The large volume of published randomized, controlled trials has led to a need for meta-analyses to track therapeutic advances. Performing a new meta-analysis whenever the results of a new trial of a particular therapy are published permits the study of trends in efficacy and makes it possible to determine when a new treatment appears to be significantly effective or deleterious. We describe the use of such a procedure, cumulative meta-analysis, to assess therapeutic trials among patients with myocardial infarction.


We performed cumulative meta-analyses of clinical trials that evaluated 15 treatments and preventive measures for acute myocardial infarction.


An example of this method is its application to the use of intravenous streptokinase as thrombolytic therapy for acute infarction. Thirty-three trials evaluating this therapy were performed between 1959 and 1988. We found that a consistent, statistically significant reduction in total mortality (odds ratios, 0.74; 95 percent confidence interval, 0.59 to 0.92) was achieved in 1973, after only eight trials involving 2432 patients had been completed.
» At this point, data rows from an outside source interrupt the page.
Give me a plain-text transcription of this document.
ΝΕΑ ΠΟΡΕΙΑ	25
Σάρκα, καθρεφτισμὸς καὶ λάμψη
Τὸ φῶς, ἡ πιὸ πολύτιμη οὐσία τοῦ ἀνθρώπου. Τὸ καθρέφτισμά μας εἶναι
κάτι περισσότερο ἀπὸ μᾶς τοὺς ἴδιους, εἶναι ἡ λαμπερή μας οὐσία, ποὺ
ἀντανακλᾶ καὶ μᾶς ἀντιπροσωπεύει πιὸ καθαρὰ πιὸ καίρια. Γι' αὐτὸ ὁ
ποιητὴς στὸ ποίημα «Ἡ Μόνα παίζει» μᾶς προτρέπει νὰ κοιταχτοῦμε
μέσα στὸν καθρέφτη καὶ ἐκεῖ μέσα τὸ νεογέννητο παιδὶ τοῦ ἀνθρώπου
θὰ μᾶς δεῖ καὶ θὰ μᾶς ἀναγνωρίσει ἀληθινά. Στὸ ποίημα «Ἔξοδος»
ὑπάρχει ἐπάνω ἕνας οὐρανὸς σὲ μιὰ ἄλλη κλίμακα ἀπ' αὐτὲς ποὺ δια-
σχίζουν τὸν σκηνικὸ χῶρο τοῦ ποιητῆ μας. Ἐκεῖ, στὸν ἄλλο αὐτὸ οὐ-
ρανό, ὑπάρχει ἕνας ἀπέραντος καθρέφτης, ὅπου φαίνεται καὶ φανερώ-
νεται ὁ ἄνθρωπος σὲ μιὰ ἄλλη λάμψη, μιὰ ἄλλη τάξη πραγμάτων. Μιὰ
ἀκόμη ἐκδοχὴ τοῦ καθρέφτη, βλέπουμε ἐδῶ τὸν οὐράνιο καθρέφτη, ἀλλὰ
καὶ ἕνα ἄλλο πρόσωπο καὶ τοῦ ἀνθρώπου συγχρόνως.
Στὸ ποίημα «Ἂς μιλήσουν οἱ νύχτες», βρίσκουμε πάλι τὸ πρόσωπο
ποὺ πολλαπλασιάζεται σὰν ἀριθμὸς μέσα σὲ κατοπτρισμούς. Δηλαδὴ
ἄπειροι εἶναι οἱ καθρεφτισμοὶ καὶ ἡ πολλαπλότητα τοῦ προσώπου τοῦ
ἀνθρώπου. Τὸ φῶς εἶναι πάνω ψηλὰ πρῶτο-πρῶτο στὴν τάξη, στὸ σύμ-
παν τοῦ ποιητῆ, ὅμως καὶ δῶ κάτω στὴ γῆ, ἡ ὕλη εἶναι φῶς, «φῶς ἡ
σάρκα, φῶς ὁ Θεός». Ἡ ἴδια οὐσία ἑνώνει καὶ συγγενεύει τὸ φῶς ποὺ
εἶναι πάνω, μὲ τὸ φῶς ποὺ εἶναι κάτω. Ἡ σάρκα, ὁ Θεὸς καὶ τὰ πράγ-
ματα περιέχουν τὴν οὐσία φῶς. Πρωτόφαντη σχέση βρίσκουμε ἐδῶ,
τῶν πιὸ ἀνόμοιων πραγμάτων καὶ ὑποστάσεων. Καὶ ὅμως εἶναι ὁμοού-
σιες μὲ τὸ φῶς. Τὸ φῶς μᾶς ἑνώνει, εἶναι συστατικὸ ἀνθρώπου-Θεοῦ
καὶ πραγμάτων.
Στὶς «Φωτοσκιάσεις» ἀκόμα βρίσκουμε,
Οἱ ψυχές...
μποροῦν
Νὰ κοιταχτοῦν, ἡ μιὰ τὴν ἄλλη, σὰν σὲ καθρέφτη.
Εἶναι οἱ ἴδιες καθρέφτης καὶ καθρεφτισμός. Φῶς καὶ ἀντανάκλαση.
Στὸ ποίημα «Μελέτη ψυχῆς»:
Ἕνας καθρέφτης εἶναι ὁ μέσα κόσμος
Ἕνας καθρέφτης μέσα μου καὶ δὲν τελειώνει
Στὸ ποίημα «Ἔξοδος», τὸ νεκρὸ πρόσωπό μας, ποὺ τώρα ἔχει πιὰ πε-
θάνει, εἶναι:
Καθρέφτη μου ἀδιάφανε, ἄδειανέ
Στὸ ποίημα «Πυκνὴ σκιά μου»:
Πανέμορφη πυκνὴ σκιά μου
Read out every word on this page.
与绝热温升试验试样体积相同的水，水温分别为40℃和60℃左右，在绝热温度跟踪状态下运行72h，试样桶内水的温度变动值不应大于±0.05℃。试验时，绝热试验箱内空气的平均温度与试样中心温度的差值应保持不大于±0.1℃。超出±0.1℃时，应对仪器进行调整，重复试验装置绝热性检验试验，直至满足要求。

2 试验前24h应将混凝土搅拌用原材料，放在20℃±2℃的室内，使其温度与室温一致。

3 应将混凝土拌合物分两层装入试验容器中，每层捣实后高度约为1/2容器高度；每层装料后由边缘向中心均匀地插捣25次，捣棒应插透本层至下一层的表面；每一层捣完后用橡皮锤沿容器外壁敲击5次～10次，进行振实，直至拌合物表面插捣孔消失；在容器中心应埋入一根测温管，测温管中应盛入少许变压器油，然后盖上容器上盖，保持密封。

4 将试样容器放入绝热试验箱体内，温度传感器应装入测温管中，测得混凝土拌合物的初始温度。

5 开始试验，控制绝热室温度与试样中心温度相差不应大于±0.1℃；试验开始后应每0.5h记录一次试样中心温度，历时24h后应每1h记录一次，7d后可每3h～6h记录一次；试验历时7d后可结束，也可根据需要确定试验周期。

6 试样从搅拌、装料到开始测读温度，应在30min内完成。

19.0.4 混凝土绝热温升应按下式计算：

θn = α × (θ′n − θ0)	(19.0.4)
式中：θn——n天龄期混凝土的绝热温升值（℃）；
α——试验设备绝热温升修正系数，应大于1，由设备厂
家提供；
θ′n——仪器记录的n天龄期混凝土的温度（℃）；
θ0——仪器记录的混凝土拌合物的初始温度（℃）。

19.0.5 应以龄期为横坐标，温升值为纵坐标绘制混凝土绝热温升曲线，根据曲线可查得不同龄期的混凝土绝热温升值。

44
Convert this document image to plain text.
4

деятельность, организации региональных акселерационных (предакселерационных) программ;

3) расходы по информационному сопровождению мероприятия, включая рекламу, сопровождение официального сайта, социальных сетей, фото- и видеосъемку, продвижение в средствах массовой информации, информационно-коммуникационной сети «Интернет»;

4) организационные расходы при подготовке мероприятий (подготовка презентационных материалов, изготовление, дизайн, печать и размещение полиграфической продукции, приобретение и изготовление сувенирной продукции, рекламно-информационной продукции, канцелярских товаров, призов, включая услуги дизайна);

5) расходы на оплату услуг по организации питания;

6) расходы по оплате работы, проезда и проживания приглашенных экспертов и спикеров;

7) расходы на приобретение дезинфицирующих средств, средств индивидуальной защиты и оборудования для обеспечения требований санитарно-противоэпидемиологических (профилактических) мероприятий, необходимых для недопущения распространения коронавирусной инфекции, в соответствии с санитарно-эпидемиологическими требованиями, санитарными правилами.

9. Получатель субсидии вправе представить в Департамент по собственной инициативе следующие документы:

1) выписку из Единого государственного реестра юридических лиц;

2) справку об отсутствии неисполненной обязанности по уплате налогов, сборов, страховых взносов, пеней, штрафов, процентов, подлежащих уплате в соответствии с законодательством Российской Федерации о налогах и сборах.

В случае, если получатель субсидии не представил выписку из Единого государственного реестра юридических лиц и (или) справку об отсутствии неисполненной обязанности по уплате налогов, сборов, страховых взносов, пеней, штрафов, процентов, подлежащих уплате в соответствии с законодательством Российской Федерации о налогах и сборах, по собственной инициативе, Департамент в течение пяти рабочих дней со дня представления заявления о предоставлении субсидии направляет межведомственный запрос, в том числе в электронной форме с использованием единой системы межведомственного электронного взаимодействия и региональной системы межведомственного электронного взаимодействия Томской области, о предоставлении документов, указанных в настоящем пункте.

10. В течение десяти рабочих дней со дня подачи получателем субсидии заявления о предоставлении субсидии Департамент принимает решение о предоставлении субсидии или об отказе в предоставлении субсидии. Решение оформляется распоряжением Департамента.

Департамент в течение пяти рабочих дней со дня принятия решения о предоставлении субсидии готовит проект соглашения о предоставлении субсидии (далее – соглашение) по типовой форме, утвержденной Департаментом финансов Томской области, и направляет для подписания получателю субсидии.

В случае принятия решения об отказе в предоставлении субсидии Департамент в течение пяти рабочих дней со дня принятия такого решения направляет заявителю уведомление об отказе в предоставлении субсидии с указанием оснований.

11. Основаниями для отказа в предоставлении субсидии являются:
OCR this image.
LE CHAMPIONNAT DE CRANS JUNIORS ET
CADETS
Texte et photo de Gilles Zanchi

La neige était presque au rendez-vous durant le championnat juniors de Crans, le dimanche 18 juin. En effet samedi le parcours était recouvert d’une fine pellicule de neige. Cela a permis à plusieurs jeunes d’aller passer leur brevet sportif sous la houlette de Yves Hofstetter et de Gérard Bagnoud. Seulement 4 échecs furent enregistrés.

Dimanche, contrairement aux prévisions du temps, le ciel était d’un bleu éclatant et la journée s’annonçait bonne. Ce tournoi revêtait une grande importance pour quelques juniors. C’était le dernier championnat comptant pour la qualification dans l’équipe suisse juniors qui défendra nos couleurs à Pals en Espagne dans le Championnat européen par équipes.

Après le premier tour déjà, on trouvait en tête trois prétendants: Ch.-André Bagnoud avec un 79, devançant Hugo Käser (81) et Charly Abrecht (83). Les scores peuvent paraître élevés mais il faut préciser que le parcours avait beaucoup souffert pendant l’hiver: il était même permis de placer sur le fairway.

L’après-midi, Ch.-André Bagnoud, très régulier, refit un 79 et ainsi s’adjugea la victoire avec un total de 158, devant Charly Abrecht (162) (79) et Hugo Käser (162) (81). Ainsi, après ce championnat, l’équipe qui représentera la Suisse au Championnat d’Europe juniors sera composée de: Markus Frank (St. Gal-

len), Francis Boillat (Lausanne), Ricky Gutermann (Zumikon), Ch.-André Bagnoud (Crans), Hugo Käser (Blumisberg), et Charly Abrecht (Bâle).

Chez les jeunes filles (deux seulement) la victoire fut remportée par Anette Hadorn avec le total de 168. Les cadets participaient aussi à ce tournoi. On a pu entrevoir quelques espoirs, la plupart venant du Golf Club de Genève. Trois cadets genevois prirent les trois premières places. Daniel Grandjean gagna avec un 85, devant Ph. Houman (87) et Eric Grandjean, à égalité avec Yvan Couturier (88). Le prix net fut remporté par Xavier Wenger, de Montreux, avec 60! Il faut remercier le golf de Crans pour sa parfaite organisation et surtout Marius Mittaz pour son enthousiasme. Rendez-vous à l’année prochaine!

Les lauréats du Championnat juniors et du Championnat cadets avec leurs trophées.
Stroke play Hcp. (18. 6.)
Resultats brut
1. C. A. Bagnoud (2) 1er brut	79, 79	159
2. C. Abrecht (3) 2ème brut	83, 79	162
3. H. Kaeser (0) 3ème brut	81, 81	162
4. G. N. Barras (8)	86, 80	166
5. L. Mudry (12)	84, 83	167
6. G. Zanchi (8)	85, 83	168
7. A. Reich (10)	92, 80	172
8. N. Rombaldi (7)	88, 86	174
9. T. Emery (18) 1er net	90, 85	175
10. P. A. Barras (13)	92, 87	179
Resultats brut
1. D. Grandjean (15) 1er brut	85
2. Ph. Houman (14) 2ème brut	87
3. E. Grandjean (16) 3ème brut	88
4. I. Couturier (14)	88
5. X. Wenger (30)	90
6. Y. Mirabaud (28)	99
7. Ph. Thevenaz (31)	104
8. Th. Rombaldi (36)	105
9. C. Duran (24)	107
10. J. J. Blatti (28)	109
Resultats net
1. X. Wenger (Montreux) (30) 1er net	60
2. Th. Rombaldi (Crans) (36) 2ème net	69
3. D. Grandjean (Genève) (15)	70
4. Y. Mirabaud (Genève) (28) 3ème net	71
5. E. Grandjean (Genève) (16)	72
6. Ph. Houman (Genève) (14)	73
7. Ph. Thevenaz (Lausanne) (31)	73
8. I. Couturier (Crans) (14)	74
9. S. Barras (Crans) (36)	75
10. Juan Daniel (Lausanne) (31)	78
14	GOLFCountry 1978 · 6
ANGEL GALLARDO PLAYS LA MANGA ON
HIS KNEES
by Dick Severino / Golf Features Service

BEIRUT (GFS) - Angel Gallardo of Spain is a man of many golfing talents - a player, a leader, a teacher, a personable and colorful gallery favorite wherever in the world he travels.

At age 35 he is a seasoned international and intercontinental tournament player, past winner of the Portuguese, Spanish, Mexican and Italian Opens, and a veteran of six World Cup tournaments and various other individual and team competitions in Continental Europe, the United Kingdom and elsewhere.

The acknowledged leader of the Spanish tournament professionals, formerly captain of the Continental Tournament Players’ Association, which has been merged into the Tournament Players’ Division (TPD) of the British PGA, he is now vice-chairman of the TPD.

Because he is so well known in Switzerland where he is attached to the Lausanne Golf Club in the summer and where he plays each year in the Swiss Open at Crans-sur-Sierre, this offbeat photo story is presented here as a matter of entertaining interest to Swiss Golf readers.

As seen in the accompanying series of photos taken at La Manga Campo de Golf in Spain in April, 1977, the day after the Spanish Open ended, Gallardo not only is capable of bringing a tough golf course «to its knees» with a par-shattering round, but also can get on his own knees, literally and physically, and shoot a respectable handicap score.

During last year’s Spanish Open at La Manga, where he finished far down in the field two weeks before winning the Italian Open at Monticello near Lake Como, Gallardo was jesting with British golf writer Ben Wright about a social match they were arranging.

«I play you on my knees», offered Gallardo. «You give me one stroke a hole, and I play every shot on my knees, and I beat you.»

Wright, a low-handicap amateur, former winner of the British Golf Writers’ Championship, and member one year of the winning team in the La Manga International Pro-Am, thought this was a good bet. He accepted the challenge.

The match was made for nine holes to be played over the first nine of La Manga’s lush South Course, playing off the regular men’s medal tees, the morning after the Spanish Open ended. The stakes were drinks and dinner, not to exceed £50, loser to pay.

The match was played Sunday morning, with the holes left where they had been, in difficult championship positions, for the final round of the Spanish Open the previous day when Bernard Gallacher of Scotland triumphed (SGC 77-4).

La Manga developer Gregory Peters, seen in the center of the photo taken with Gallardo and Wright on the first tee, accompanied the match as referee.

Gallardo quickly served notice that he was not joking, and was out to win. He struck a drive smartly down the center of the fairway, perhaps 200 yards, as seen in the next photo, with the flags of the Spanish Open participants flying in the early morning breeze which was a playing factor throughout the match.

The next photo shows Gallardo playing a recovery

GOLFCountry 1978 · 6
The results of the 25 subsequent trials, which enrolled an additional 34,542 patients through 1988, had little or no effect on the odds ratio establishing efficacy, but simply narrowed the 95 percent confidence interval. In particular, two very large trials, the Gruppo Italiano per lo Studio della Streptochinasi nell'Infarto Miocardico trial in 1986 (11,712 patients) and the Second International Study of Infarct Survival trial in 1988 (17,187 patients) did not modify the already established evidence of efficacy. We used a similar approach to study the accumulating evidence of efficacy (or lack of efficacy) of 14 other therapies and preventive measures for myocardial infarction.


Cumulative meta-analysis of therapeutic trials facilitates the determination of clinical efficacy and harm and may be helpful in tracking trials, planning future trials, and making clinical recommendations for therapy.